June 1, 2017
Canadian Construction Workers Recognized
After building Canada for over 150 years, construction workers have been honoured with a monument in Ottawa looking towards the Parliament Buildings. The Canadian Building Trades Monument recognizes the accomplishments of the people who build and maintain the Canadian infrastructure and commemorates the ones that have been lost due to a workplace accident or exposure.
This monument was envisioned by International Vice President Joseph Maloney. While he was Chair of the Canadian Building Trades, IVP Maloney promoted and raised funds for the monument. It was fabricated in Ontario with Cambrian black granite from Quebec. It features two plumb bobs, a tool that has been used by construction workers since building began, and is surrounded by black granite "tools of the trades", each engraved with the name of a trade and the trade tool.
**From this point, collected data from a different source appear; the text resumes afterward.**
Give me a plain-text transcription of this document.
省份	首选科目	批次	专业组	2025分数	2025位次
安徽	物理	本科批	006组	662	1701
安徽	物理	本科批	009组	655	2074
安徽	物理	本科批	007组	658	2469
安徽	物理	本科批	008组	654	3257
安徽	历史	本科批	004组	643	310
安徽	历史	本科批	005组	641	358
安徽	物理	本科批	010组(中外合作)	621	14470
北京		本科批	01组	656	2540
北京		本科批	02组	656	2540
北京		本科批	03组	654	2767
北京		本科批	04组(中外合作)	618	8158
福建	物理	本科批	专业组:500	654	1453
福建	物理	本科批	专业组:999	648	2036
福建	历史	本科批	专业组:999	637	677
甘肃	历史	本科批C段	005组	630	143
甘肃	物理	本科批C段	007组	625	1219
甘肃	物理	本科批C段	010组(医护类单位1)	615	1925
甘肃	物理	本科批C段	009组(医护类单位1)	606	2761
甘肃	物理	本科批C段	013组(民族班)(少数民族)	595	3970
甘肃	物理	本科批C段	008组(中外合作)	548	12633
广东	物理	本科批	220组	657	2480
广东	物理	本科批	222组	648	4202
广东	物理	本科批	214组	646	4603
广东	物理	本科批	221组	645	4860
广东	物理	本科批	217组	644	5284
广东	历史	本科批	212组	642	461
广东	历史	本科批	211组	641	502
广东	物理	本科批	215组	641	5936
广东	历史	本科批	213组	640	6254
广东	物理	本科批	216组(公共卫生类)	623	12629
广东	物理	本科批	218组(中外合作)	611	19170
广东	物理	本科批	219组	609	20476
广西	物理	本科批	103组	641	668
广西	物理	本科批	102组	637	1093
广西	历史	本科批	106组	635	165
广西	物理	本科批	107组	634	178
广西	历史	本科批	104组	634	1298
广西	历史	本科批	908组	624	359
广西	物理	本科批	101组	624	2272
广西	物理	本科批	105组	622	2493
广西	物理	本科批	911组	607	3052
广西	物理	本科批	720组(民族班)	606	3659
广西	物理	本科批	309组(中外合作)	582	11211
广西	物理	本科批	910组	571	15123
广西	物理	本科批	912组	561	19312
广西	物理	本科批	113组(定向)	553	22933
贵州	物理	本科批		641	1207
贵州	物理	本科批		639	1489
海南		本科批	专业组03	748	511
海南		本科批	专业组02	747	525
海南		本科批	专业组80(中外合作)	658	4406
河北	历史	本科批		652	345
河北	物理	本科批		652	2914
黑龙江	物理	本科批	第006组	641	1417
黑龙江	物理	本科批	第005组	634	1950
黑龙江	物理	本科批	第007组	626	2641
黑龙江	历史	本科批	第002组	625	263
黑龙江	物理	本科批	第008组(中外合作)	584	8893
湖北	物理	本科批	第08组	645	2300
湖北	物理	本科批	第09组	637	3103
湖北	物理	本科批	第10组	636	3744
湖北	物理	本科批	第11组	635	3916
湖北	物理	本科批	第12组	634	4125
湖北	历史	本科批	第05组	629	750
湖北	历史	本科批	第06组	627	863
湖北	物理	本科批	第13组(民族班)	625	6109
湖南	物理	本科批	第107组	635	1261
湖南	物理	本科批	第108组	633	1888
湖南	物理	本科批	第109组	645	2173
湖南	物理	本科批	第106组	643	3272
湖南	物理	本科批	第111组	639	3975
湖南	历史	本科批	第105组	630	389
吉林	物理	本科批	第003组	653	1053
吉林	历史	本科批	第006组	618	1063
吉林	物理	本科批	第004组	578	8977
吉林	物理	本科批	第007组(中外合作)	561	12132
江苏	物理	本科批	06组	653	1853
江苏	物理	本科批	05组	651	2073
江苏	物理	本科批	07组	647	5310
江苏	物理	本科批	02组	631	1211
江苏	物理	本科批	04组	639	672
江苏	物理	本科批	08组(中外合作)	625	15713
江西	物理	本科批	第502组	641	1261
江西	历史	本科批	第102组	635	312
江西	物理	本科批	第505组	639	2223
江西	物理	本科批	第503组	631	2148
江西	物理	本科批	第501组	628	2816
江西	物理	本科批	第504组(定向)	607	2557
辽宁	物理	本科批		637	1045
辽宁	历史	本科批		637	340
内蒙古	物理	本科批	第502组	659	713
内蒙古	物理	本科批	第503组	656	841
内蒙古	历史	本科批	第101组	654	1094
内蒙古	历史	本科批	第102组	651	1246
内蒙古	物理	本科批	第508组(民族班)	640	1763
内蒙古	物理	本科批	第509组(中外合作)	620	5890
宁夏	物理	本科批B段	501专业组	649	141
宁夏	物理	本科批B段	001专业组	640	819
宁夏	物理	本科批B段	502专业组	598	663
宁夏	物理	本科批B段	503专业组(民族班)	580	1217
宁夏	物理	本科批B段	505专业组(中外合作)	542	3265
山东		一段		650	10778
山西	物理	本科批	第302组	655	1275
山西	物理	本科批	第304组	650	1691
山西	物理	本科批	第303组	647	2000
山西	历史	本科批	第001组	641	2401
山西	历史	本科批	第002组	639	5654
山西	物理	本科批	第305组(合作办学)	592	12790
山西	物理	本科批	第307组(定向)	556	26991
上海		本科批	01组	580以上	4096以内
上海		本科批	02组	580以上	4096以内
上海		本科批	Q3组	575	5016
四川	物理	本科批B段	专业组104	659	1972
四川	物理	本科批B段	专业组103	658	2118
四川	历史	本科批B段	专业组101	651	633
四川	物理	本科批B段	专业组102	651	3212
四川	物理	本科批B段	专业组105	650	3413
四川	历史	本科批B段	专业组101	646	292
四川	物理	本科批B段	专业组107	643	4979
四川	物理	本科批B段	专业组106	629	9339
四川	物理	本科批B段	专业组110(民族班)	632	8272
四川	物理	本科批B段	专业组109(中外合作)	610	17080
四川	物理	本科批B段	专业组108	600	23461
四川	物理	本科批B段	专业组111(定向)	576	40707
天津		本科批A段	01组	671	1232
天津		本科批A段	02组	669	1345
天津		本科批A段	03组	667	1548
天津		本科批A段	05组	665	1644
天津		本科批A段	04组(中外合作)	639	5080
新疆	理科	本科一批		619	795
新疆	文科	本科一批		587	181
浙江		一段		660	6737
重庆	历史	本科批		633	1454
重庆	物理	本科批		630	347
For the Boilermakers, a rolling gun is depicted.
The monument is erected in Majors Hill Park near the foundation of the home of Lieutenant-Colonel John By (Royal Engineers) who supervised the construction of the Rideau Canal, Canada's first mega project that was started in 1826 and finished in 1832. Close to a thousand workers lost their lives during the construction of the canal, mainly due to disease.
The monument was designed by sculptor John Greer and architect Brian Mackay-Lyons of Halifax.